Peneliti Ahli Utama PRE BRIN Robeth Viktoria Manurung fokus pada penelitian biosensor berbasis elektrokimia, dengan memanfaatkan komposit graphene/ZnO nanoparticles. Perangkat ini dapat mendeteksi kadar biomarker human SAA. Fungsinya untuk treatment kanker paru maupun tingkat keparahan pasien penderita COVID-19.
BACA JUGA: Pangan dan Energi Masih Jadi Fokus Utama Penelitian BRIN
Spesifikasi teknis dari biosensor yang sedang mereka kembangkan ialah menggunakan jenis sampel berupa serum darah atau saliva pasien, menggunakan jenis transduser elektrokimia, dengan rentang pengukuran antara 10 hingga 200 miligram per liter. Perangkat ini bersifat portabel dan terkoneksi dengan smartphone.
Selain itu, Robeth juga mengembangkan biosensor berbasis elektrokimia untuk mendeteksi virus dengue menggunakan logam transisi metal oksida berbahan nikel-kobalt.
“Harapannya, perangkat ini akan digunakan sebagai peralatan portabel yang mampu terhubung dengan smartphone,” kata Robeth saat dihubungi Humas BRIN, Jumat (29/3).
Selain penelitian biosensor, Robeth dan tim juga telah menghasilkan prototipe sensor untuk mendeteksi kandungan unsur hara tanah maupun deteksi pencemaran lingkungan.
“Hasil-hasil tersebut sudah terpublikasi di jurnal global bereputasi menengah atau tinggi,” ujar Robeth.
Kelemahan Perangkat
Namun, menurut Robeth, perangkat yang dia kembangkan ini masih memiliki kelemahan, yakni pada bahan baku yang bergantung impor.
“Bahan baku untuk pembuatan biosensor sebagian besar merupakan produk impor. Hal ini berimbas kepada biaya produksi yang mahal,” jelas Robeth.
BACA JUGA: BRIN dan Kementan Kerja Sama Perkuat Ekosistem Pangan
Karena itu, lanjut dia, perlu kolaborasi interdisipliner antara ilmuwan dan insinyur ataupun penggiat dari berbagai bidang, seperti biologi, kimia, ilmu material, dan elektronik. Inovasi dalam desain sensor, material, teknik pemrosesan sinyal, dan metode analisis data sangat penting untuk mengatasi tantangan ini dan memajukan bidang biosensor.
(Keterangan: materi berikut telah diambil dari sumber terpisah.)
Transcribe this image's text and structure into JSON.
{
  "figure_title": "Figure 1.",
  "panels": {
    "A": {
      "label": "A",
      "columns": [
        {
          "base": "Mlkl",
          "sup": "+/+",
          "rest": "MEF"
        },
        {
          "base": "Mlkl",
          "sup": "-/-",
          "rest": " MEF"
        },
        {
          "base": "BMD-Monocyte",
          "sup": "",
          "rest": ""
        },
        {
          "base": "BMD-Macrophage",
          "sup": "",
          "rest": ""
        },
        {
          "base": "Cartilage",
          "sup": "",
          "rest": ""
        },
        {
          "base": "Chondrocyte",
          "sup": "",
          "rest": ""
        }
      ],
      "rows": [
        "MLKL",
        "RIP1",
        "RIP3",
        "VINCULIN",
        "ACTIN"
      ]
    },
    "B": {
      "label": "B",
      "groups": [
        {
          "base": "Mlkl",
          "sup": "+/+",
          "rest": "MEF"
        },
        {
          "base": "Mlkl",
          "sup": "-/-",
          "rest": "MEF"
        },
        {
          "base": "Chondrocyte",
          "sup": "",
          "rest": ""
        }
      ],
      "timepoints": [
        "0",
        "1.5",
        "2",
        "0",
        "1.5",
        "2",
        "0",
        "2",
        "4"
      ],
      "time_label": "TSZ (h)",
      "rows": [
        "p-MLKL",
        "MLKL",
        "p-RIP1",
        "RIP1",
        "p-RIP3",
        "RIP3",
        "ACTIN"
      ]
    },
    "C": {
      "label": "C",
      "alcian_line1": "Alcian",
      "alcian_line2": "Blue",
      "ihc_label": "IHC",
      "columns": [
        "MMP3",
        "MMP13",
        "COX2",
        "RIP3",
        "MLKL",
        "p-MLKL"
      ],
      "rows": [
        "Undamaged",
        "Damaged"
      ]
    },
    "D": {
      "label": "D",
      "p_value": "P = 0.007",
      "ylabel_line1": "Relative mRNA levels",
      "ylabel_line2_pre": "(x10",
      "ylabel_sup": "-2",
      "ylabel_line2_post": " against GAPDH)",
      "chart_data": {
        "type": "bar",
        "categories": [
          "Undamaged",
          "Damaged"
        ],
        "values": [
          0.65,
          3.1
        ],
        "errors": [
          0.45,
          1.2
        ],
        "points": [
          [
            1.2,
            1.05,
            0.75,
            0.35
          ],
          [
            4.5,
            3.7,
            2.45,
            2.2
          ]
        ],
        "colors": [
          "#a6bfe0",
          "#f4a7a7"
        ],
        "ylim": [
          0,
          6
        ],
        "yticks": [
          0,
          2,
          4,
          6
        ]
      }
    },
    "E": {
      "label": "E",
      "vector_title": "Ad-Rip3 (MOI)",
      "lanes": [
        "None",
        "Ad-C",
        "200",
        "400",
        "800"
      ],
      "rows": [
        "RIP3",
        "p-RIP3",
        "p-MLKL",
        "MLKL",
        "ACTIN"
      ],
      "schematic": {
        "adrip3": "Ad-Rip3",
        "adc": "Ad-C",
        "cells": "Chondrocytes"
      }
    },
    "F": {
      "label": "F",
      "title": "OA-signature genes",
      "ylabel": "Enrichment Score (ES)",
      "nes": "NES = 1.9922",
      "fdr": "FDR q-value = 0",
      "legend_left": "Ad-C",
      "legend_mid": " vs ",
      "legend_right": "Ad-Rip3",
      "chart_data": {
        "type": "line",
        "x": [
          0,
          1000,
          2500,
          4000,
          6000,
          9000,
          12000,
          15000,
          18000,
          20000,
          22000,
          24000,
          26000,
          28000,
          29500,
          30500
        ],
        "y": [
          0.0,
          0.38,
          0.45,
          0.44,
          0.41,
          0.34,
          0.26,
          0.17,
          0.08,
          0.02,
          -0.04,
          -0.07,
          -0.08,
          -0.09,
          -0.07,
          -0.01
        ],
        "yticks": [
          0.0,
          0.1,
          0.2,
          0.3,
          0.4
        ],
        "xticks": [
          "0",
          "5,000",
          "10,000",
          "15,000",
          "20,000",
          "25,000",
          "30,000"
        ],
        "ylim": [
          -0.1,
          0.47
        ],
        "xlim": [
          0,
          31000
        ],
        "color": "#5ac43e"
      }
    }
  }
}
“Kolaborasi ini dapat dilakukan dengan pihak dalam maupun luar negeri,” katanya.
Tantangan dalam Mengembangkan Biosensor
Sementara itu, pengembangan biosensor ini tidak terlepas dari tantangan. Robeth menghadapi tantangan soal bagaimana mencapai sensitivitas dan selektivitas yang tinggi, dengan tetap menjaga stabilitas dan reproduktivitas. Sensitivitas tersebut artinya memastikan bahwa biosensor dapat mendeteksi analit target konsentrasi rendah secara andal.
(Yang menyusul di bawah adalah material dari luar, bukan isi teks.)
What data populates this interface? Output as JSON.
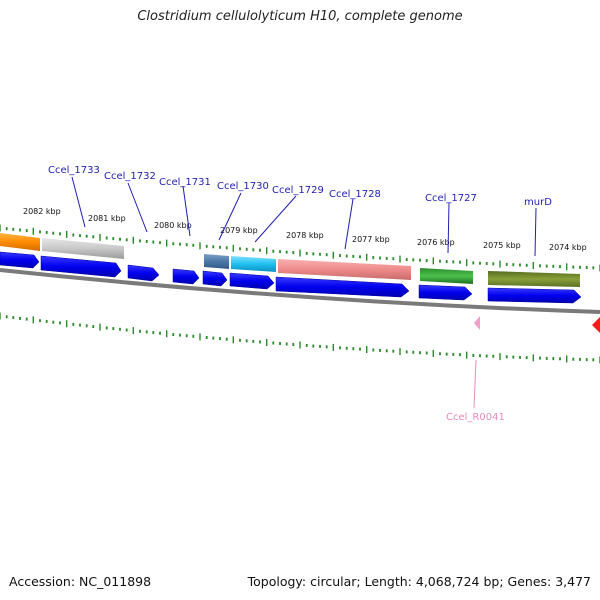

“Faktor-faktor seperti noise, interverensi dari senyawa lain, dan efisiensi transduksi sinyal dapat memengaruhi sensitivitas biosensor,” terang Robeth.
Tantangan selanjutnya yaitu menjaga stabilitas komponen biosensor dari waktu ke waktu. Hal ini penting untuk penggunaan jangka panjang dan hasil yang dapat diandalkan.
“Faktor-faktor seperti degradasi unsur biologis, hilangnya aktivitas enzim, atau perubahan sifat fisik bahan sensor dapat memengaruhi stabilitas biosensor,” tambah dia.